Westwood was an early variant of the Jerusalem virus, which was the first DOS file infector to become common. Upon execution of an infected file, Westwood becomes memory resident. Any file of COM, EXE, or OVL types is infected upon execution, except COMMAND.COM.
A number of symptoms are associated with Westwood:
- COM files executed will increase by 1,829 bytes in size; EXE and OVL files will increase by between 1,819 and 1,829 bytes.
- Interrupts 8 and 21 will be hooked; on Friday the 13th, interrupt 22 will also be hooked.
- Thirty minutes after the virus goes memory resident, the system will slow down, and a small black box will appear in the bottom left-hand corner of the machine, as common among most Jerusalem variants.
These symptoms are not indicative of a Westwood infection, although the final symptom is certainly not regular program behaviour, and any automatic file size increase of executables is suspicious. The infection mechanism in Westwood is better-written than the original Jerusalem's. The original would re-infect files until they grew to ridiculous sizes. Westwood infects only once.

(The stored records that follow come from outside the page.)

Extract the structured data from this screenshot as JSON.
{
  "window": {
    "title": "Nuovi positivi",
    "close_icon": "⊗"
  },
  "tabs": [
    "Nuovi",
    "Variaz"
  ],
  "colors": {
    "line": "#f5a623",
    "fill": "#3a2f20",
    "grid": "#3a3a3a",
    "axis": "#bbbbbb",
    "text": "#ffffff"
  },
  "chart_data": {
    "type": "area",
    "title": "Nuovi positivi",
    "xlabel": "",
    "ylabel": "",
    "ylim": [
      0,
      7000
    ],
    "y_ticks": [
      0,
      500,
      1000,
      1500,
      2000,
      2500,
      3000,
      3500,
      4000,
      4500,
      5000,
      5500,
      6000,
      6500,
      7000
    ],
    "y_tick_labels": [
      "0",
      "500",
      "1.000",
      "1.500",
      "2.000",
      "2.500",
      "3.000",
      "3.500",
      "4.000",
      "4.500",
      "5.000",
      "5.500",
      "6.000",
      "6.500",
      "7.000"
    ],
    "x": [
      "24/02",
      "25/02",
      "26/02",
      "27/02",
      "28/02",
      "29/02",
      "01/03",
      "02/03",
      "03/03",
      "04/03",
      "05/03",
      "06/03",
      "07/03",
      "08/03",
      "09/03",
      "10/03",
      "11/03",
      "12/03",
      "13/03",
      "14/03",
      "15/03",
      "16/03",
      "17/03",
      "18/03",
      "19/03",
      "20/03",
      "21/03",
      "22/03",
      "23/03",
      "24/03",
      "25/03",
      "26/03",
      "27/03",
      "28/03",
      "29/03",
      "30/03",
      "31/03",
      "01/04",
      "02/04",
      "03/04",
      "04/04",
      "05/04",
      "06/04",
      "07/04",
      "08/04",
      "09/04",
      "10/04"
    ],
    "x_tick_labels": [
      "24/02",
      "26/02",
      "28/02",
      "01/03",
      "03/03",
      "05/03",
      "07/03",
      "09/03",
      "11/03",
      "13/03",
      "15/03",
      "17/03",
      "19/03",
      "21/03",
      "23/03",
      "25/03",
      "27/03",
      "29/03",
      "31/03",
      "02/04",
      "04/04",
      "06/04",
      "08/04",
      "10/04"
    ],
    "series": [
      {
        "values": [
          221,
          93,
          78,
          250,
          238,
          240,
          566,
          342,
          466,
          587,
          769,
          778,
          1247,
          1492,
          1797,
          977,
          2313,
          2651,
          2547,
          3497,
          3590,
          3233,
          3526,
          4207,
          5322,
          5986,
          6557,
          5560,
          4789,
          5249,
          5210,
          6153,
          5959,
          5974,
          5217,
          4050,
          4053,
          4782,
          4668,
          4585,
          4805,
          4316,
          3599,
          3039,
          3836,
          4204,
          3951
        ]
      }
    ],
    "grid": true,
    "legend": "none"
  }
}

As with most Jerusalem variants, Westwood contains a destructive payload. On every Friday the 13th, interrupt 22 will be hooked. All programs executed on this date while the virus is memory resident will be deleted.

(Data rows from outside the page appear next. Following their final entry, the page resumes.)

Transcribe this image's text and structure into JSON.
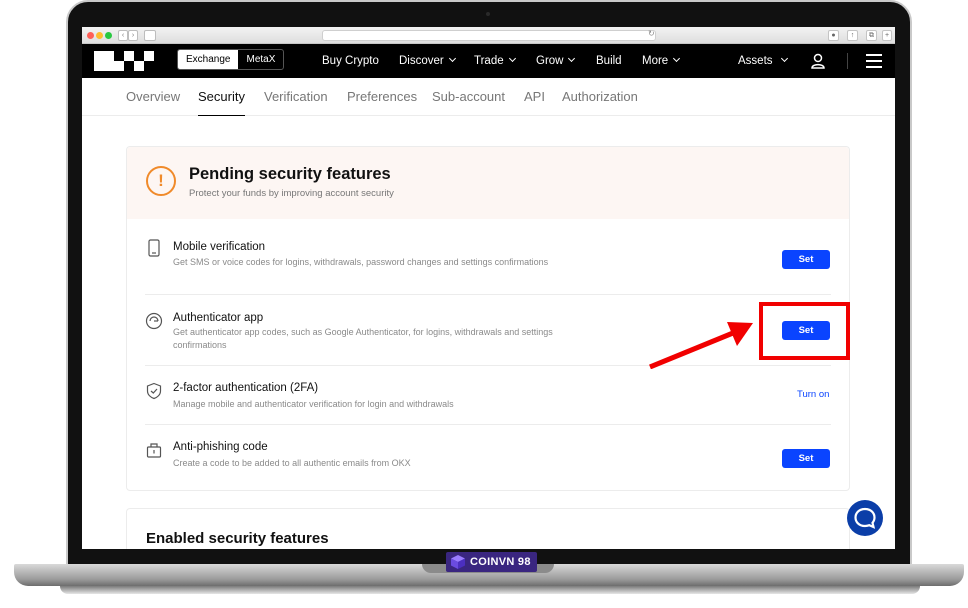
{
  "nav": {
    "segments": [
      "Exchange",
      "MetaX"
    ],
    "links": [
      "Buy Crypto",
      "Discover",
      "Trade",
      "Grow",
      "Build",
      "More"
    ],
    "assets": "Assets"
  },
  "tabs": [
    "Overview",
    "Security",
    "Verification",
    "Preferences",
    "Sub-account",
    "API",
    "Authorization"
  ],
  "active_tab": "Security",
  "pending": {
    "title": "Pending security features",
    "subtitle": "Protect your funds by improving account security",
    "items": [
      {
        "title": "Mobile verification",
        "desc": "Get SMS or voice codes for logins, withdrawals, password changes and settings confirmations",
        "action": "Set",
        "icon": "mobile-icon"
      },
      {
        "title": "Authenticator app",
        "desc": "Get authenticator app codes, such as Google Authenticator, for logins, withdrawals and settings confirmations",
        "action": "Set",
        "icon": "authenticator-icon"
      },
      {
        "title": "2-factor authentication (2FA)",
        "desc": "Manage mobile and authenticator verification for login and withdrawals",
        "action": "Turn on",
        "icon": "shield-icon"
      },
      {
        "title": "Anti-phishing code",
        "desc": "Create a code to be added to all authentic emails from OKX",
        "action": "Set",
        "icon": "anti-phishing-icon"
      }
    ]
  },
  "enabled": {
    "title": "Enabled security features"
  },
  "watermark": "COINVN 98",
  "colors": {
    "accent": "#0a44ff",
    "warning": "#f08a2a",
    "highlight": "#f10000"
  }
}
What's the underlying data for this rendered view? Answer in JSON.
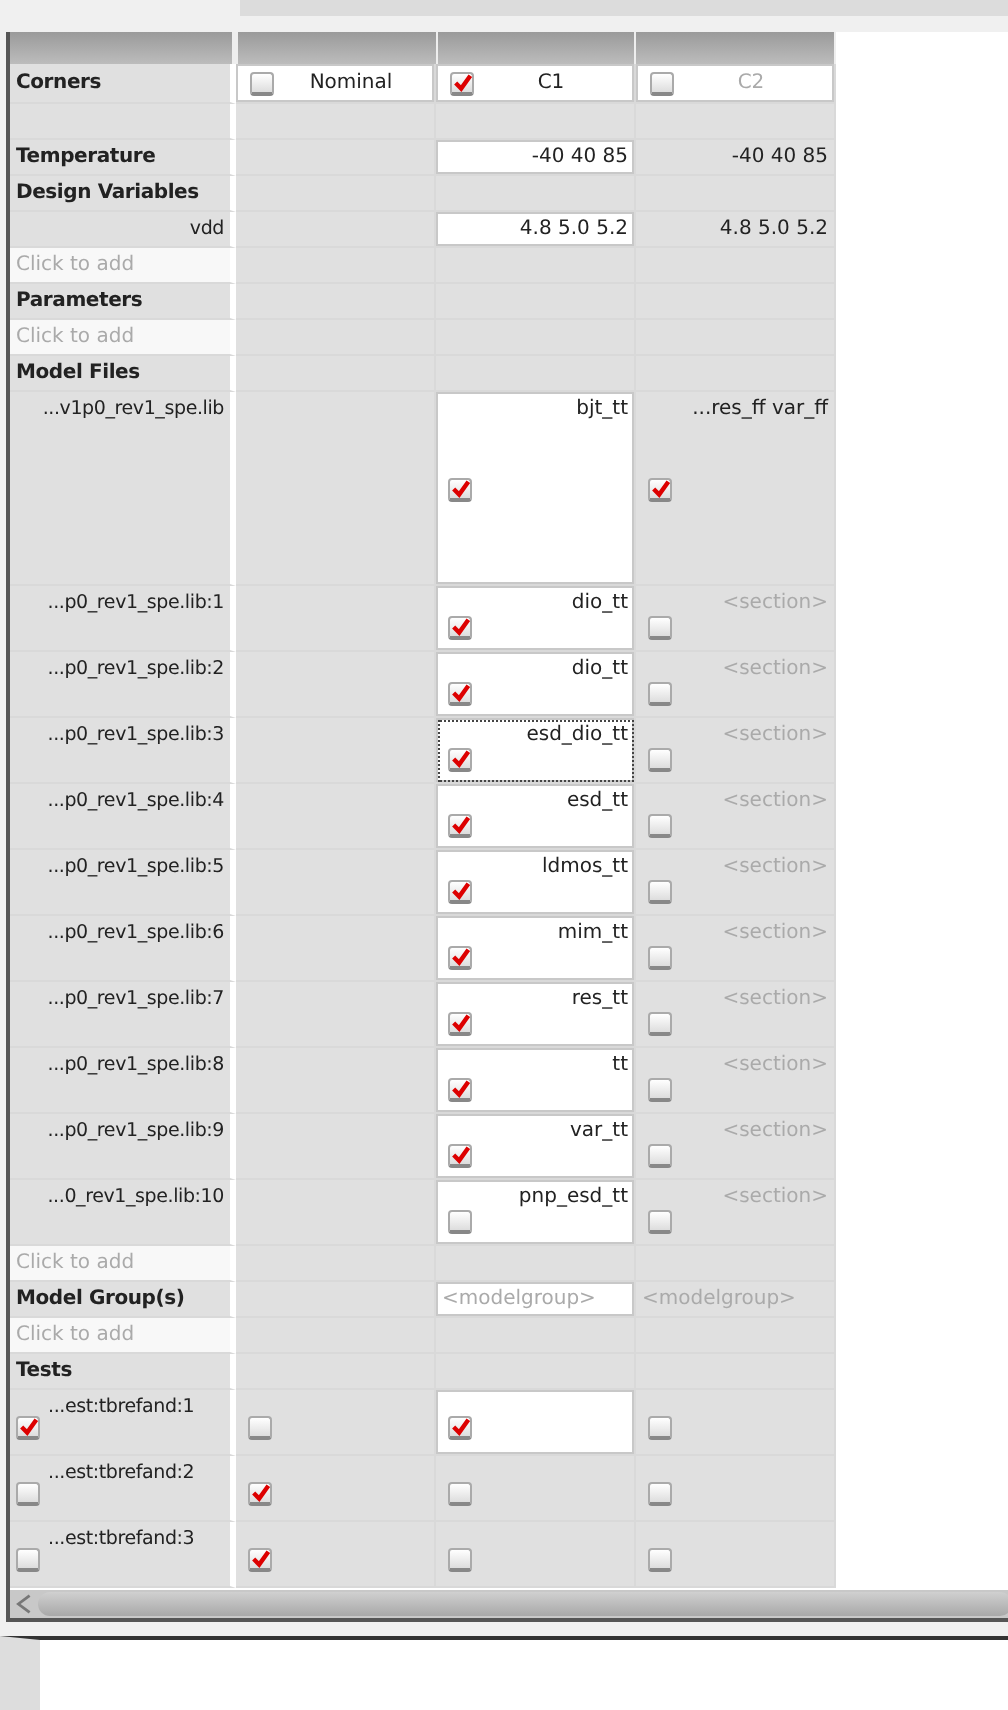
{
  "corners": {
    "label": "Corners",
    "columns": [
      {
        "name": "Nominal",
        "checked": false,
        "disabled": false
      },
      {
        "name": "C1",
        "checked": true,
        "disabled": false
      },
      {
        "name": "C2",
        "checked": false,
        "disabled": true
      }
    ]
  },
  "rows": [
    {
      "kind": "blank"
    },
    {
      "kind": "section",
      "label": "Temperature",
      "cells": [
        {
          "highlighted": false
        },
        {
          "text": "-40 40 85",
          "highlighted": true
        },
        {
          "text": "-40 40 85",
          "highlighted": false
        }
      ]
    },
    {
      "kind": "section",
      "label": "Design Variables"
    },
    {
      "kind": "value",
      "label": "vdd",
      "cells": [
        {
          "highlighted": false
        },
        {
          "text": "4.8 5.0 5.2",
          "highlighted": true
        },
        {
          "text": "4.8 5.0 5.2",
          "highlighted": false
        }
      ]
    },
    {
      "kind": "add",
      "placeholder": "Click to add"
    },
    {
      "kind": "section",
      "label": "Parameters"
    },
    {
      "kind": "add",
      "placeholder": "Click to add"
    },
    {
      "kind": "section",
      "label": "Model Files"
    },
    {
      "kind": "multiline",
      "label": "...v1p0_rev1_spe.lib",
      "cells": [
        {
          "highlighted": false
        },
        {
          "text": "bjt_tt",
          "checked": true,
          "highlighted": true,
          "focused": false
        },
        {
          "text": "...res_ff var_ff",
          "checked": true,
          "highlighted": false,
          "focused": false
        }
      ]
    },
    {
      "kind": "model",
      "label": "...p0_rev1_spe.lib:1",
      "cells": [
        {
          "highlighted": false
        },
        {
          "text": "dio_tt",
          "checked": true,
          "highlighted": true,
          "focused": false
        },
        {
          "placeholder": "<section>",
          "checked": false,
          "highlighted": false,
          "focused": false
        }
      ]
    },
    {
      "kind": "model",
      "label": "...p0_rev1_spe.lib:2",
      "cells": [
        {
          "highlighted": false
        },
        {
          "text": "dio_tt",
          "checked": true,
          "highlighted": true,
          "focused": false
        },
        {
          "placeholder": "<section>",
          "checked": false,
          "highlighted": false,
          "focused": false
        }
      ]
    },
    {
      "kind": "model",
      "label": "...p0_rev1_spe.lib:3",
      "cells": [
        {
          "highlighted": false
        },
        {
          "text": "esd_dio_tt",
          "checked": true,
          "highlighted": true,
          "focused": true
        },
        {
          "placeholder": "<section>",
          "checked": false,
          "highlighted": false,
          "focused": false
        }
      ]
    },
    {
      "kind": "model",
      "label": "...p0_rev1_spe.lib:4",
      "cells": [
        {
          "highlighted": false
        },
        {
          "text": "esd_tt",
          "checked": true,
          "highlighted": true,
          "focused": false
        },
        {
          "placeholder": "<section>",
          "checked": false,
          "highlighted": false,
          "focused": false
        }
      ]
    },
    {
      "kind": "model",
      "label": "...p0_rev1_spe.lib:5",
      "cells": [
        {
          "highlighted": false
        },
        {
          "text": "ldmos_tt",
          "checked": true,
          "highlighted": true,
          "focused": false
        },
        {
          "placeholder": "<section>",
          "checked": false,
          "highlighted": false,
          "focused": false
        }
      ]
    },
    {
      "kind": "model",
      "label": "...p0_rev1_spe.lib:6",
      "cells": [
        {
          "highlighted": false
        },
        {
          "text": "mim_tt",
          "checked": true,
          "highlighted": true,
          "focused": false
        },
        {
          "placeholder": "<section>",
          "checked": false,
          "highlighted": false,
          "focused": false
        }
      ]
    },
    {
      "kind": "model",
      "label": "...p0_rev1_spe.lib:7",
      "cells": [
        {
          "highlighted": false
        },
        {
          "text": "res_tt",
          "checked": true,
          "highlighted": true,
          "focused": false
        },
        {
          "placeholder": "<section>",
          "checked": false,
          "highlighted": false,
          "focused": false
        }
      ]
    },
    {
      "kind": "model",
      "label": "...p0_rev1_spe.lib:8",
      "cells": [
        {
          "highlighted": false
        },
        {
          "text": "tt",
          "checked": true,
          "highlighted": true,
          "focused": false
        },
        {
          "placeholder": "<section>",
          "checked": false,
          "highlighted": false,
          "focused": false
        }
      ]
    },
    {
      "kind": "model",
      "label": "...p0_rev1_spe.lib:9",
      "cells": [
        {
          "highlighted": false
        },
        {
          "text": "var_tt",
          "checked": true,
          "highlighted": true,
          "focused": false
        },
        {
          "placeholder": "<section>",
          "checked": false,
          "highlighted": false,
          "focused": false
        }
      ]
    },
    {
      "kind": "model",
      "label": "...0_rev1_spe.lib:10",
      "cells": [
        {
          "highlighted": false
        },
        {
          "text": "pnp_esd_tt",
          "checked": false,
          "highlighted": true,
          "focused": false
        },
        {
          "placeholder": "<section>",
          "checked": false,
          "highlighted": false,
          "focused": false
        }
      ]
    },
    {
      "kind": "add",
      "placeholder": "Click to add"
    },
    {
      "kind": "section",
      "label": "Model Group(s)",
      "cells": [
        {
          "highlighted": false
        },
        {
          "placeholder": "<modelgroup>",
          "highlighted": true
        },
        {
          "placeholder": "<modelgroup>",
          "highlighted": false
        }
      ]
    },
    {
      "kind": "add",
      "placeholder": "Click to add"
    },
    {
      "kind": "section",
      "label": "Tests"
    },
    {
      "kind": "test",
      "label": "...est:tbrefand:1",
      "checked": true,
      "cells": [
        {
          "checked": false,
          "highlighted": false
        },
        {
          "checked": true,
          "highlighted": true
        },
        {
          "checked": false,
          "highlighted": false
        }
      ]
    },
    {
      "kind": "test",
      "label": "...est:tbrefand:2",
      "checked": false,
      "cells": [
        {
          "checked": true,
          "highlighted": false
        },
        {
          "checked": false,
          "highlighted": false
        },
        {
          "checked": false,
          "highlighted": false
        }
      ]
    },
    {
      "kind": "test",
      "label": "...est:tbrefand:3",
      "checked": false,
      "cells": [
        {
          "checked": true,
          "highlighted": false
        },
        {
          "checked": false,
          "highlighted": false
        },
        {
          "checked": false,
          "highlighted": false
        }
      ]
    }
  ]
}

Westwood is functionally similar to Jerusalem, but the coding is quite different in many areas. Because of this, virus removal signatures used to detect the original Jerusalem had to be modified to detect Westwood. Organisations such as Virus Bulletin  used to use Westwood to test virus scanners for ability to distinguish Jerusalem variants.

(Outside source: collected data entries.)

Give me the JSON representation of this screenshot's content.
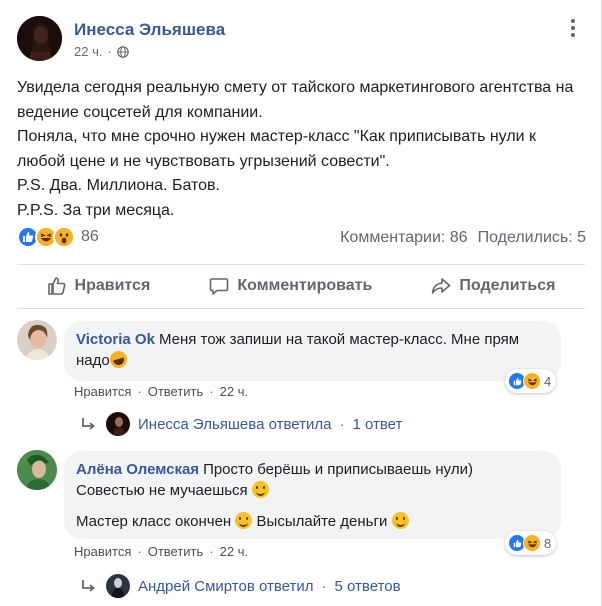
{
  "post": {
    "author": "Инесса Эльяшева",
    "time": "22 ч.",
    "paragraphs": [
      "Увидела сегодня реальную смету от тайского маркетингового агентства на ведение соцсетей для компании.",
      "Поняла, что мне срочно нужен мастер-класс \"Как приписывать нули к любой цене и не чувствовать угрызений совести\".",
      "P.S. Два. Миллиона. Батов.",
      "P.P.S. За три месяца."
    ],
    "reactions_count": "86",
    "comments_label": "Комментарии: 86",
    "shares_label": "Поделились: 5"
  },
  "actions": {
    "like": "Нравится",
    "comment": "Комментировать",
    "share": "Поделиться"
  },
  "comments": [
    {
      "author": "Victoria Ok",
      "text_line1": "Меня тож запиши на такой мастер-класс. Мне прям",
      "text_line2": "надо",
      "like": "Нравится",
      "reply": "Ответить",
      "time": "22 ч.",
      "reaction_count": "4",
      "reply_summary": {
        "author_replied": "Инесса Эльяшева ответила",
        "replies": "1 ответ"
      }
    },
    {
      "author": "Алёна Олемская",
      "text_line1": "Просто берёшь и приписываешь нули)",
      "text_line2": "Совестью не мучаешься",
      "text_line3": "Мастер класс окончен",
      "text_line3b": "Высылайте деньги",
      "like": "Нравится",
      "reply": "Ответить",
      "time": "22 ч.",
      "reaction_count": "8",
      "reply_summary": {
        "author_replied": "Андрей Смиртов ответил",
        "replies": "5 ответов"
      }
    }
  ],
  "colors": {
    "link": "#385898",
    "meta": "#606770",
    "bubble": "#f2f3f5",
    "like_blue": "#2078f4",
    "haha_yellow": "#f7b125"
  },
  "icons": [
    "globe-icon",
    "more-icon",
    "like-icon",
    "comment-icon",
    "share-icon",
    "reply-arrow-icon"
  ],
  "separator": "·"
}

The WildList , an organization tracking computer viruses, never reported Westwood as being in the field. However, its isolation was made after the virus had made infections in the community of Westwood. It is unknown how much Westwood spread outside California (with a few reports in neighbouring states), especially as Westwood is easily mis-diagnosed as Jerusalem.
Since the advent of Windows, even successful Jerusalem variants have become increasingly uncommon. As such, Westwood is considered obsolete.